4. D'Andre Walker, EDGE, Georgia
It’s possible that Decosta and the rest of Baltimore’s front office decide to go with an edge rusher in the first round. After all, future Hall of Famer Terrell Suggs and Za’Darius Smith, combined for 15.5 sacks last season, both left via free agency. Based off where the Ravens are currently picking, it’s likely that they’d have to reach on a guy in order to fill that role, however.
Another option could be waiting until the third round to see what’s available. In some ways, Walker is exactly the type of player who could find himself in a starting role as a rookie. The Georgia product’s ability to set the edge against the run would automatically help his case, but he also possesses plus traits as a pass rusher — although, he’s still developing in that area.
Either way, Walker is a guy who’d fit nicely in Baltimore — should the team choose to wait on adding another pass rusher to the mix.
5. Jalen Hurd, WR, Baylor
Wide receiver is arguably the Ravens’ biggest need entering the draft. Last year’s starters, Michael Crabtree and John Brown, are both gone after only one season in Baltimore. As if that wasn’t enough, there are too many unknowns when it comes to guys like Jaleel Scott and Jordan Lasley, who didn't contribute much as rookies.
In other words, Baltimore is going to need to add at least one or two receivers in this draft. If the Ravens choose to go with a vertical field-stretcher such as Oklahoma’s Marquise Brown, they will still need a big, physical presence in the slot.

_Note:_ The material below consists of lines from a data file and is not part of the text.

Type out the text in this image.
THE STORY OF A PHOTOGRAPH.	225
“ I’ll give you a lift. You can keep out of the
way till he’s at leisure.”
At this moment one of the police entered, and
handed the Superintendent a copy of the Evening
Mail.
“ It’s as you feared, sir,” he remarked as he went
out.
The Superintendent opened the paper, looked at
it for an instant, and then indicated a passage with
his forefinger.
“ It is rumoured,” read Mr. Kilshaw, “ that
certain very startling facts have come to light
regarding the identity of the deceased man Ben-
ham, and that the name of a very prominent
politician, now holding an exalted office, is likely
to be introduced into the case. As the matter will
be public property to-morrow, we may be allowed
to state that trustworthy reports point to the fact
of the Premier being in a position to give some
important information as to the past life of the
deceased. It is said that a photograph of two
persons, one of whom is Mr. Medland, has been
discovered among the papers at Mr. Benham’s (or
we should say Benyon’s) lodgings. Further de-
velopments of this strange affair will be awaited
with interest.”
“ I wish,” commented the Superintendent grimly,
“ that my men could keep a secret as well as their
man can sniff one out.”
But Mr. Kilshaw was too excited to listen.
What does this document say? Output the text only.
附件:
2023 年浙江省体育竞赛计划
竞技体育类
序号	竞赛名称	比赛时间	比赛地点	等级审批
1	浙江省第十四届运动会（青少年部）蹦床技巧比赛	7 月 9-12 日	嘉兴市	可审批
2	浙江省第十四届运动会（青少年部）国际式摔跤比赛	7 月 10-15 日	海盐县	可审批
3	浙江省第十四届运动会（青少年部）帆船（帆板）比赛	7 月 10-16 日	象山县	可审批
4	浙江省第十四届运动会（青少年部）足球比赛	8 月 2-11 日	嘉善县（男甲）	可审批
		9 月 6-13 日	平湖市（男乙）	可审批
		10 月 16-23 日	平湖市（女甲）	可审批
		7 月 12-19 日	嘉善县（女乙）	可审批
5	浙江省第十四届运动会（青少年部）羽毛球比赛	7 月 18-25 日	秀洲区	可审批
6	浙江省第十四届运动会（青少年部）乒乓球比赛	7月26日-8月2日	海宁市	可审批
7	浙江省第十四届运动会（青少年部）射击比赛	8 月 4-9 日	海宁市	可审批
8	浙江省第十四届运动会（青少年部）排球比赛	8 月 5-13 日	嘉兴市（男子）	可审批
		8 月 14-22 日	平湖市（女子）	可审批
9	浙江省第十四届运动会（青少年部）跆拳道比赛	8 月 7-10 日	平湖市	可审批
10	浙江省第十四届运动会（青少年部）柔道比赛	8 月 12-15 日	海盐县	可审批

In some formations, that will role will be handled by second-year tight end Mark Andrews. But a guy like Hurd could still be a valuable addition late on Day 2. The 6-foot-5, 226-pound running back-turned-receiver is still learning the nuances of the position, but he’s shown enough in his one season to warrant a selection late on Day 2 or early on Day 3.
The big-bodied receiver would do well as a threat out of the slot, in the red zone and in short-yardage situations as a running back. That versatility could be extremely beneficial for an offensive mind like new coordinator Greg Roman.